Panama : un premier groupe d'indigènes colombiens obtient le statut de réfugiés

Points de presse, 15 décembre 2006

Ceci est un résumé des déclarations du porte-parole du HCR William Spindler à qui toute citation peut être attribuée lors de la conférence de presse du 15 décembre 2006 au Palais des Nations à Genève.

42 demandeurs d'asile colombiens sont devenus les premiers indigènes à être reconnus comme réfugiés au Panama, une étape marquante cette semaine. Ces 42 personnes appartiennent au groupe indigène Wounaan qui a fui la Colombie en mai après avoir été menacées de mort par un groupe armé. Elles ont été admises au Panama en tant que demandeurs d'asile et ont maintenant reçu le statut de réfugiés de la Commission d'éligibilité nationale.

La majorité des Colombiens qui fuient vers le Panama franchissent la frontière dans la jungle de Darien, une forêt tropicale qui s'étend sur deux pays. La plupart de ceux qui fuient sont des groupes indigènes qui deviennent de façon accrue victimes des conflits armés de la Colombie. Dans le passé, le gouvernement de Panama a seulement fourni une protection humanitaire temporaire aux Colombiens qui arrivaient dans la région en quête de sécurité.
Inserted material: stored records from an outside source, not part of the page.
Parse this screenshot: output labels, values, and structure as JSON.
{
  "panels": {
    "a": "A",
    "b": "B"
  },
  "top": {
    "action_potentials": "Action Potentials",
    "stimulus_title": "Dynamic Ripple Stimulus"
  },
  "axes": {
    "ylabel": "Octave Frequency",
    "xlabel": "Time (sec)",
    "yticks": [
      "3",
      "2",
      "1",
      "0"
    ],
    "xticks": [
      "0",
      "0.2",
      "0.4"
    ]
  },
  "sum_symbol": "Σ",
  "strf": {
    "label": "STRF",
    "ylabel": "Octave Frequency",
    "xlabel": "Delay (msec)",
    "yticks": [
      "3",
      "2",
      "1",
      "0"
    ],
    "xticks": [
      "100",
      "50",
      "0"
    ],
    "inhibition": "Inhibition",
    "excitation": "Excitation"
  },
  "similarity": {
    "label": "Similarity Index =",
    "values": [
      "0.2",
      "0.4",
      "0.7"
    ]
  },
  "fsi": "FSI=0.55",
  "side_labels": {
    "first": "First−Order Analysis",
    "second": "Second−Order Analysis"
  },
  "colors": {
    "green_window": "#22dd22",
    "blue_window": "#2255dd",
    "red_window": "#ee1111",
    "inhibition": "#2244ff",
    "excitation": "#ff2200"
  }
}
Bien que la protection temporaire fournisse un refuge face à la violence pour quelque 900 Colombiens, cela limite tout de même leurs droits et les perspectives à long terme ils n'ont par exemple pas le droit de travailler et leur liberté de mouvement est limitée. L'UNHCR a incité le gouvernement de Panama à revoir le cadre légal actuel, y compris un changement du régime de protection temporaire.

La décision de cette semaine est une étape importante dans la bonne direction pour certains des réfugiés parmi les plus vulnérables au Panama, qui peuvent maintenant espérer plus de sécurité dans le futur. Le Panama qui est sur le point de siéger comme un membre non-permanent au Conseil de Sécurité des Nations Unies est en train de démontrer son engagement en faveur de la législation internationale sur les réfugiés tout en maintenant la sécurité nationale.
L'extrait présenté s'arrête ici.